Short and long term effects – We need to go through a learning curve
The free – purely ad funded service is very attractive from as capex is minimal, and take-up rates can be much better than in the other cases. From an opex perspective, this is most costly, and if you are footing operating costs, you cannot tell beforehand if you are ever going to break even.
You can only tell if it is a financially sound business once there is a few months’ worth of data about growth and average ad revenue. In the long run, this is probably the model that we all will be forced to adopt when the mobile advertising industry matures, but that is still a few years away. Also, as capex is minimal, there might not be enough commitment from your partners to promote the service. If you start out with this, there will be very little room for you to manoeuvre.
Even though the Freemium service also sports good take-up rates, it is probably not a viable option as it requires the same infrastructure, but only offers the full service portfolio to a small proportion of the users. As a result, ongoing costs are still the same but revenue sources only look marginally better than with the completely free version.

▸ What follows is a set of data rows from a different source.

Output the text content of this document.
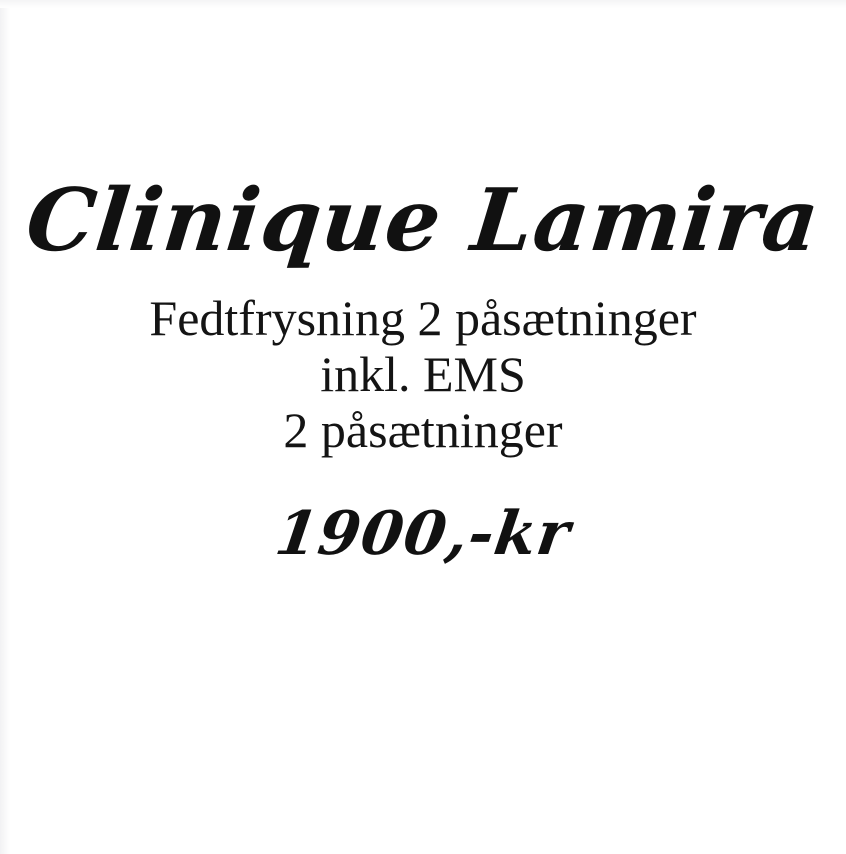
Clinique Lamira
Fedtfrysning 2 påsætninger
inkl. EMS
2 påsætninger
1900,-kr
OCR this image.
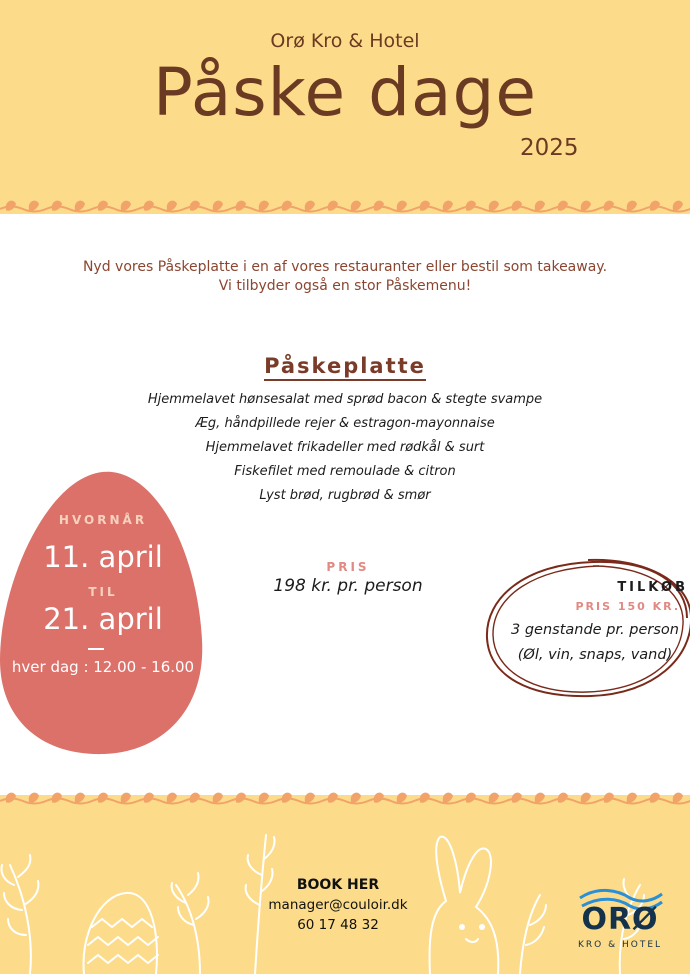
Orø Kro & Hotel
Påske dage
2025
Nyd vores Påskeplatte i en af vores restauranter eller bestil som takeaway.
Vi tilbyder også en stor Påskemenu!
Påskeplatte
Hjemmelavet hønsesalat med sprød bacon & stegte svampe
Æg, håndpillede rejer & estragon-mayonnaise
Hjemmelavet frikadeller med rødkål & surt
Fiskefilet med remoulade & citron
Lyst brød, rugbrød & smør
HVORNÅR
11. april
TIL
21. april
hver dag : 12.00 - 16.00
PRIS
198 kr. pr. person	TILKØB
PRIS 150 KR.
3 genstande pr. person
(Øl, vin, snaps, vand)
BOOK HER
manager@couloir.dk
60 17 48 32	ORØ
KRO & HOTEL
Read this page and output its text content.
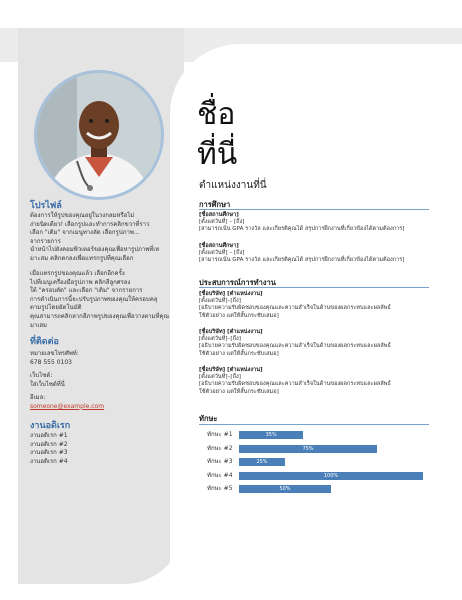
โปรไฟล์
ต้องการให้รูปของคุณอยู่ในวงกลมหรือไม่
ง่ายนิดเดียว! เลือกรูปและทำการคลิกขวาที่ราว
เลือก "เติม" จากเมนูทางลัด เลือกรูปภาพ...
จากรายการ
นำหน้าไปยังคอมพิวเตอร์ของคุณเพื่อหารูปภาพที่เห
มาะสม คลิกตกลงเพื่อแทรกรูปที่คุณเลือก
เมื่อแทรกรูปของคุณแล้ว เลือกอีกครั้ง
ไปที่เมนูเครื่องมือรูปภาพ คลิกสีลูกศรลง
ใต้ "ครอบตัด" และเลือก "เติม" จากรายการ
การดำเนินการนี้จะปรับรูปภาพของคุณให้ครอบคลุ
ตามรูปโดยอัตโนมัติ
คุณสามารถคลิกลากสีภาพรูปของคุณเพื่อวางตามที่คุณ
มาเสม
ที่ติดต่อ
หมายเลขโทรศัพท์:
678 555 0103
เว็บไซต์:
ใส่เว็บไซต์ที่นี่
อีเมล:
someone@example.com
งานอดิเรก
งานอดิเรก #1
งานอดิเรก #2
งานอดิเรก #3
งานอดิเรก #4
ชื่อ
ที่นี่

ตำแหน่งงานที่นี่

การศึกษา

[ชื่อสถานศึกษา]

[ตั้งแต่วันที่] – [ถึง]

[สามารถเน้น GPA รางวัล และเกียรติคุณได้ สรุปการฝึกงานที่เกี่ยวข้องได้ตามต้องการ]

[ชื่อสถานศึกษา]

[ตั้งแต่วันที่] – [ถึง]

[สามารถเน้น GPA รางวัล และเกียรติคุณได้ สรุปการฝึกงานที่เกี่ยวข้องได้ตามต้องการ]

ประสบการณ์การทำงาน

[ชื่อบริษัท] [ตำแหน่งงาน]

[ตั้งแต่วันที่]–[ถึง]

[อธิบายความรับผิดชอบของคุณและความสำเร็จในด้านของผลกระทบและผลลัพธ์

ใช้ตัวอย่าง แต่ให้สั้นกระชับเสมอ]

[ชื่อบริษัท] [ตำแหน่งงาน]

[ตั้งแต่วันที่]–[ถึง]

[อธิบายความรับผิดชอบของคุณและความสำเร็จในด้านของผลกระทบและผลลัพธ์

ใช้ตัวอย่าง แต่ให้สั้นกระชับเสมอ]

[ชื่อบริษัท] [ตำแหน่งงาน]

[ตั้งแต่วันที่]–[ถึง]

[อธิบายความรับผิดชอบของคุณและความสำเร็จในด้านของผลกระทบและผลลัพธ์

ใช้ตัวอย่าง แต่ให้สั้นกระชับเสมอ]

ทักษะ

ทักษะ #1	35%

ทักษะ #2	75%

ทักษะ #3	25%

ทักษะ #4	100%

ทักษะ #5	50%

Subscription-based service: the subscription fee has a negative impact on the takeup rates, but provided that the fees are flat-rate, you know the model works. It is already generating revenue for many mobile businesses. An ad-serving platform integrated with various delivery channels from SMS to Android apps can give you a tool to increase profit margins and competitiveness. A subscription fee will also help you promote the user-base as a premium-worthy target towards advertisers, as subscription fees filter out those who only use the service because it is free. This can help you push more towards the easy-paying CPM model.